R- Certo che l’ho studiata, anzi la studio da anni, capisco tutto solamente osservando come una persona si muove… (Ride divertito, e mi minaccia… “hai paura??”)

 

D- (Meglio cambiare argomento…) Ambienterà in Nord California, quindi… realtà molto distante dalla New York di Lincoln Rhyme. Trova difficoltà nel cambiare?

R- No, non troppe. Anche perché ho vissuto in California per quasi vent’anni. Ho molte idee che possono trasformarsi in romanzi, e non tutte queste idee si adattano alla figura di Rhyme e alla mia amata New York, quindi devo un po’ fare posto ad altri e ad altri posti… Cercherò di alternarli un po’, i vari personaggi.

 

D- Una curiosità personale: è vero che ama in modo particolare Ray Bradbury e i suoi “racconti brevi”?
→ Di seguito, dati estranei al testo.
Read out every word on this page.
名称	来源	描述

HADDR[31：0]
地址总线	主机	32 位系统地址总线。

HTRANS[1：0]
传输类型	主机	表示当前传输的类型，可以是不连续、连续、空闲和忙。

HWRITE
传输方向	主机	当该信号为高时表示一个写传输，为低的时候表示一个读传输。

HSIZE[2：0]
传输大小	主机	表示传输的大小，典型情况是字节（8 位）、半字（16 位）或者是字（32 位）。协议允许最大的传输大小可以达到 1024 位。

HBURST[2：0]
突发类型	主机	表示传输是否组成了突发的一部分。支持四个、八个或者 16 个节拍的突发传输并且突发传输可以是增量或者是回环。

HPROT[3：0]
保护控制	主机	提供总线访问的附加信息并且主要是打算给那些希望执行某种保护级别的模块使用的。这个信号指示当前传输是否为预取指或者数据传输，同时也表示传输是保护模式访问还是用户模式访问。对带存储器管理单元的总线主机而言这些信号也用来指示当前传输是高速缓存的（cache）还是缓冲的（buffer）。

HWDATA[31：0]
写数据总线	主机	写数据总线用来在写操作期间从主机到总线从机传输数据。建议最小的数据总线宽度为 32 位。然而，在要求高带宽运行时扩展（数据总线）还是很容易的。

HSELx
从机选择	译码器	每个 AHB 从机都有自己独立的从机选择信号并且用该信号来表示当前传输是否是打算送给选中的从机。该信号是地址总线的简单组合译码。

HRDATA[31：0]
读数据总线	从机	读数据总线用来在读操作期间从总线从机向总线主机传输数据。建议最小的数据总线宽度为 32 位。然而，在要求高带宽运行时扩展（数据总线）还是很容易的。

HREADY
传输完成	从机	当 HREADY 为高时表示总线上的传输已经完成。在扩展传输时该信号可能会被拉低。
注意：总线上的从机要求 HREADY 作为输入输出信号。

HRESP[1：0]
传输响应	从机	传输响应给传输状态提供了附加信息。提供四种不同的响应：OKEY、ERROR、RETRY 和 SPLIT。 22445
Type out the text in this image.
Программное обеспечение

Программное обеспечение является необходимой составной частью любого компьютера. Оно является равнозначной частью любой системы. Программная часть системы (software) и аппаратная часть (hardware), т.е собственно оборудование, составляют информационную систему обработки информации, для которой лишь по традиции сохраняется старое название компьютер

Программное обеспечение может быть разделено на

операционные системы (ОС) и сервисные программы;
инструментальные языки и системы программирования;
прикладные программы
R- Sì, è vero. E’ un maestro, è irraggiungibile. E’ uno scrittore di fantascienza ma che non esagera mai con la tecnologia, con i dati, con le fredde statistiche. E’ passione. Le sue sono storie con al centro l’uomo e i suoi conflitti. Il coraggio. Elementi che travalicano il genere. Oggi spesso vediamo non solo nei libri, ma anche nei film di fantascienza, una sovrabbondanza di dati tecnologici tale che la storia viene un po’ a perdersi.  Invece nei “racconti brevi”c’è sempre l’uomo. Un po’ come in Edgar Allan Poe.

 

D- Altri che Le piacciono? Qualche consiglio di lettura.

R- Beh, non finiamo più… scherzo scherzo, sarò breve. Arthur Conan Doyle e Ian Fleming. Agatha Christie e John Le Carré. Ma siamo in Italia, no? Lasciami dire chi adoro tra gli italiani. Carlo Lucarelli, Andrea Camilleri e Gianrico Carofiglio. Bravissimi.

 

Traduzione dell’intervista a cura di Seba Pezzani.